The Effects of Azathioprine and 6 mp on Immunity

Abstract

The thiopurines, azathioprine and 6 MP are potent inhibitors of both experimental and clinical immune responses. The primary pharmacological activities are mediated by competitive inhibition of enzymes concerned with de novo purine base synthesis; Immunosuppressive activities appear to result from cytotoxic activities directed against antigen-responsive lymphocytes; this inhibition is maximal when the treatment course coincides with the proliferative expansion phase of the response. By contrast, thiopurines are comparatively ineffective if used during an effector phase of an immune response. Furthermore, administration prior to antigenic challenge does not lead to immune inhibition; in fact, it may lead to augmentation of selected immune responses. Treatment with thiopurines does not result in acute lymphopenia; prolonged courses will cause a moderate decrease in circulating lymphocytes. The drug does not selectively deplete peripheral T or B cells but can acutely reduce K (killer) cells, which are effectors in ADCC responses. In addition, short-lived thymocytes and marrow lymphocytes are rapidly depleted by these anti-metabolites. Many in vitro functions of lymphocytes, from treated animals remain normal. Recent studies indicate that, in vitro, azathioprine is specifically able to bind murine T lymphocytes; this can be shown by their ability to inhibit their capacity to rosette with sheep erythrocytes.

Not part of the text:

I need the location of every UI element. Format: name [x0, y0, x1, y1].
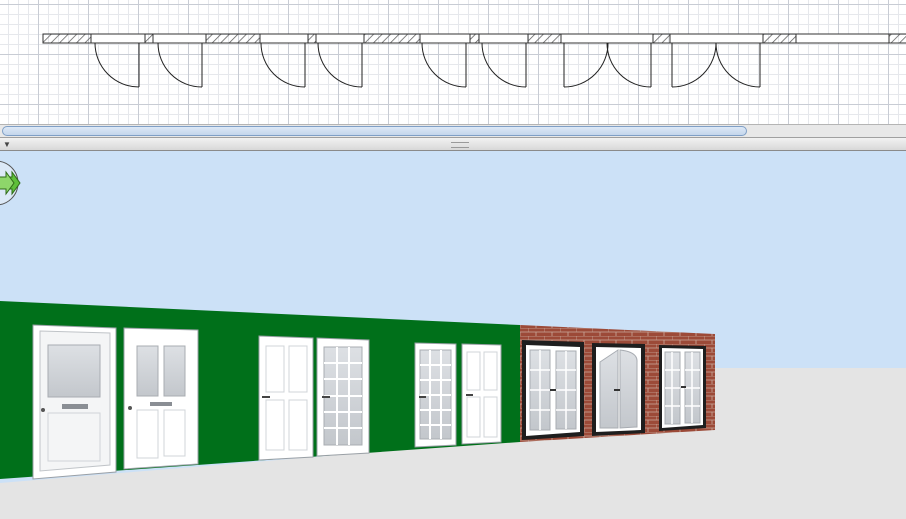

Azathioprine is also a potent inhibitor of mixed lymphocyte culture responses and can readily suppress the in vitro generation of cytotoxic T cells. These observations suggest that drugs exert preferential toxicities for murine T cells. B lymphocytes for mice appear to vary in their susceptibility for thiopurines. By contrast, the activity of human B cells can be readily suppressed with this drug whereas T helper function is comparatively resistant. In addition to immunosuppressive properties, thiopurines are capable of exerting anti-inflammatory activities, primarily by inhibiting the replication of hematopoietic precursors.